Background and Objectives: Diarrhea is one of the first causes of morbidity and mortality among children, especially in poor and developing countries including Vietnam. For decades, although Vietnam has implemented different health interventions to suppress diarrhea spread, this disease has been continuously concerned as a national health problem. Hence, the aim of this study was to assess ethnic minority mothers’ knowledge, attitude and practice (KAP) associated with diarrhea in children under 5 years old; Then to find out the correlation among KAP, and discover some factors related to good knowledge, positive attitude, correct practice about diarrhea in under 5-year old children of the mothers in Pediatrics Department of Daklak General Hospital, 2014.
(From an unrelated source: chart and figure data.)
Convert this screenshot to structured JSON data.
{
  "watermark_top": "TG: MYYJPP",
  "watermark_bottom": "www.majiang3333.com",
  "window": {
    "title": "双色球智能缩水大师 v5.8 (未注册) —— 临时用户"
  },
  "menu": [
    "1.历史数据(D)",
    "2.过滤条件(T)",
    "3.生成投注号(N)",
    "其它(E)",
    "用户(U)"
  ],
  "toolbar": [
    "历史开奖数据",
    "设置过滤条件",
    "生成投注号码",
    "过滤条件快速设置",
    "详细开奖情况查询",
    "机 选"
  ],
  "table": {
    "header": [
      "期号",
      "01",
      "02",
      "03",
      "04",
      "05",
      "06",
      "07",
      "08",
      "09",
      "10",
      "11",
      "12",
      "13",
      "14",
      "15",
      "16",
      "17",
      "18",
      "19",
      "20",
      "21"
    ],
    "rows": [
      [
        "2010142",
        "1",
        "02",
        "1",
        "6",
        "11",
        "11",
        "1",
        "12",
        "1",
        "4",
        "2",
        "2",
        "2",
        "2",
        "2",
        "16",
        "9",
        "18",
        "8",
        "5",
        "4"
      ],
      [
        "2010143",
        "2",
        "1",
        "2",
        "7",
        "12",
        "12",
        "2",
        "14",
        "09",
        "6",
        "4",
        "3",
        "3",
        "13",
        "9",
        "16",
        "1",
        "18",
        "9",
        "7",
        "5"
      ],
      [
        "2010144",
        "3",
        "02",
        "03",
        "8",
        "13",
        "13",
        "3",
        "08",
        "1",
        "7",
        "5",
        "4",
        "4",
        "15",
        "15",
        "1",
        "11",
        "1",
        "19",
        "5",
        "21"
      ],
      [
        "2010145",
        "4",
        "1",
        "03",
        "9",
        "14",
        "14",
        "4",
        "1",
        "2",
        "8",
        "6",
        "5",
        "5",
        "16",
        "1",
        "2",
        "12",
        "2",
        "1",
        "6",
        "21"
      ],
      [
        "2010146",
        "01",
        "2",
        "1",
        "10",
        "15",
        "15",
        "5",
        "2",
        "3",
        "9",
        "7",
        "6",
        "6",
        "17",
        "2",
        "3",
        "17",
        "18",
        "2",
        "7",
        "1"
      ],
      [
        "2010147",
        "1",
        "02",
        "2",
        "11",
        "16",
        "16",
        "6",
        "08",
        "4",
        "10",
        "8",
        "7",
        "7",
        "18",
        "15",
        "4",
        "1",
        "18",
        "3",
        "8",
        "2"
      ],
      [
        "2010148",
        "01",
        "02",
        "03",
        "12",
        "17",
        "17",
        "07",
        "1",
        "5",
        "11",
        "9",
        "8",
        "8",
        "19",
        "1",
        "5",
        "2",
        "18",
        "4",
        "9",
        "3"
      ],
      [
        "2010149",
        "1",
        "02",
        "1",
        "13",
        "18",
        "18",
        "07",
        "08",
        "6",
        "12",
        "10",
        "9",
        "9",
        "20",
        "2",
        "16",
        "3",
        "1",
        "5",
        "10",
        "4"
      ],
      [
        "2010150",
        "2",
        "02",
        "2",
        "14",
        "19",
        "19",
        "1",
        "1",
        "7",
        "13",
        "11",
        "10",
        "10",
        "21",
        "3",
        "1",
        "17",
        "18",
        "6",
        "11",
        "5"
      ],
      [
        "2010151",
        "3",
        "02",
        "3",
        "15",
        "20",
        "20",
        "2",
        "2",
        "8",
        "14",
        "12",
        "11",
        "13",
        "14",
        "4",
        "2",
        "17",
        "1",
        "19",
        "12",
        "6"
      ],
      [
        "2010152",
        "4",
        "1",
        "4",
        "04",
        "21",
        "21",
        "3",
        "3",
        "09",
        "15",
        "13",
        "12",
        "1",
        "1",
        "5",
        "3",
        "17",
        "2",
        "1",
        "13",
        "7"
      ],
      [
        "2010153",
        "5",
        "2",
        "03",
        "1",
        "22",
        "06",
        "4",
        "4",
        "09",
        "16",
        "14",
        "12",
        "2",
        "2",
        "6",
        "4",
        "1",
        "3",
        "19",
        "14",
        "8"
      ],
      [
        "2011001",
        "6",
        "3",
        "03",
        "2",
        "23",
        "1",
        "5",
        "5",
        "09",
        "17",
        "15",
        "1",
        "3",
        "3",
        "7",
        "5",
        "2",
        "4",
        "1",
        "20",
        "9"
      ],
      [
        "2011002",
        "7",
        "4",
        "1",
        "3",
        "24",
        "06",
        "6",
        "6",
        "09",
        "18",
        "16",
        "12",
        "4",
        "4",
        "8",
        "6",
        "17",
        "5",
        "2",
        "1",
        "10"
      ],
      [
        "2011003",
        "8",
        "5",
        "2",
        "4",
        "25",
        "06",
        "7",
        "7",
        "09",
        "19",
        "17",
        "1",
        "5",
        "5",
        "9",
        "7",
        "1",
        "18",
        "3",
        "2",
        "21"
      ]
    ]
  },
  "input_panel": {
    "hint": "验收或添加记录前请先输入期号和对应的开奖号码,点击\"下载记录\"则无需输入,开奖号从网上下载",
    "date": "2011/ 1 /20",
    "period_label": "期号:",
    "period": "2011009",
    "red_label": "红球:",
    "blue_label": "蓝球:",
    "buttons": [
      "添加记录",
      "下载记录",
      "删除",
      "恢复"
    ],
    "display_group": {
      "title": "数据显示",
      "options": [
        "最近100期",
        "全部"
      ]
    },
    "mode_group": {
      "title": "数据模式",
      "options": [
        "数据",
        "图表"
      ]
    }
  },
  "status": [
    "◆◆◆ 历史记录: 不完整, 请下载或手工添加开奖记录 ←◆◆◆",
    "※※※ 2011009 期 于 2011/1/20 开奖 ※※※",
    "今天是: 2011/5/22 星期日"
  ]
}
Method: A community based cross-sectional study was carried out from September 2013 to July 2014 in Pediatrics Department - Daklak General Hospital with the participation of 153 ethnic mothers who has children with diarrhea. The mothers were interviewed directly following the questionnaire, whose structure was adapted from the World Health Organization (WHO) and author Hau Van Pham. The collected data were checked for completeness, consistency and then entered into Epidata 3.1 and analyzed using SPSS 20.
Results: The data from 153 participants showed that the ethnic mothers had good knowledge accounted for 39.9%, whereas more than half of ethnic mothers (64.7%) had a positive attitude towards prevention of diarrhea among under-five children. However, the correct practice in taking care of children with diarrhea was not high (40.5%). As expected, there was statistically significant correlation between the mothers’ knowledge and their attitudes (p < 0.001), as well as their practice toward diarrhea treatment (p=0.005). Analyzed data exhibited that knowledge of the mothers about diarrhea was influenced by their differences in socio-demographic factors, including educational level (p<0.001), occupation (p=0.002) and an ability to access information related to diarrhea in children under 5 (p<0.001). Similarly, the socio-demographic factor (p=0.028) and access to information about diarrhea (p<0.001) have an effect the correct practice in the prevention of diarrhea. There was a statistically significant correlation between the good practice in preventing diarrhea and the socio-demographic factor, including the mothers’ educational level (p<0.001) and the occupation (p=0.021).